How to Make Money in Retirement
by Larry Steward, Work In Retirement Coach
Find a New Purpose and Stay Socially Connected
A common experience many retirees miss is the routine of working closely with colleagues in their previous careers. That social interaction added structure to their days and provided some acknowledgment of their contribution to the team. In retirement, you are no longer identified by your title and position. Losing that identity throws many off balance as they search for a way to reposition themselves. They enjoyment and challenge of completing projects and receiving thanks for a job well done are gone. This group finds they get bored without having a place to go, meeting with other people and being part of a growing company that’s bigger than themselves.
Earning money still ranks highest on the list for why retirees are continuing to work. A retirement job can pad the budget and provide extra funds for allowing you to live the lifestyle you want in your retirement years.
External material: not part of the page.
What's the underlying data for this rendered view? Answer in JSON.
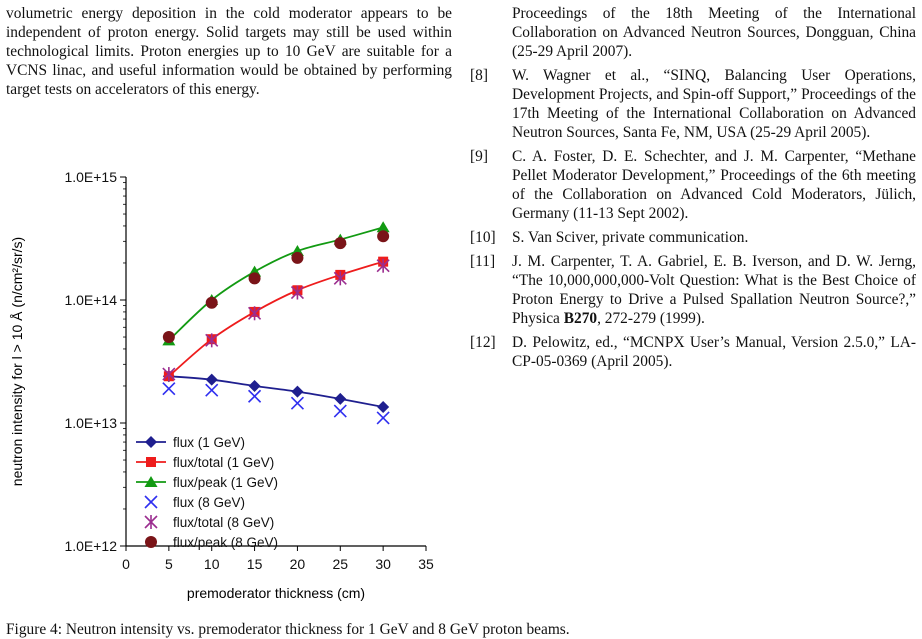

Learn Something New and Profit from it
This is the time to embrace those hobbies or special interests you’ve always wanted to pursue but never had enough time to do it. A potential benefit of which is the chance to make money by selling a service or a product you could develop related to these interests. And, you could be doing this from the comfort of your home. If you’re serious about finding a new direction for yourself that paves the way to make money, all ideas should be considered no matter how far reaching they may seem. What could be more satisfying than to offer a service or product you created from a hobby you love!
Be Your Own Boss and Work from Home
You can be self-employed as an individual without even establishing a formal business. This is the simplest and fastest way to do something on your own - no outside office, no employees, and no big investments. Just decide what service or activity you will perform.
So you want a short commute? Stay home and have the work come to you. Some examples are child-care, pet sitting and telephone service agents. Yes, employers will set up a small home office for you where you work by phone and computer with their customers. You can do this as an independent contractor, although this could be a job with regular pay and benefits. Some companies will have you do sewing or light assembly of products in your home.
Working for yourself can be enjoyable and rewarding. You can work as many, or as few hours as you like. You may not earn a lot of money, but it could fit well with your lifestyle. You may have more ambition, energy and time. If so, consider starting a business.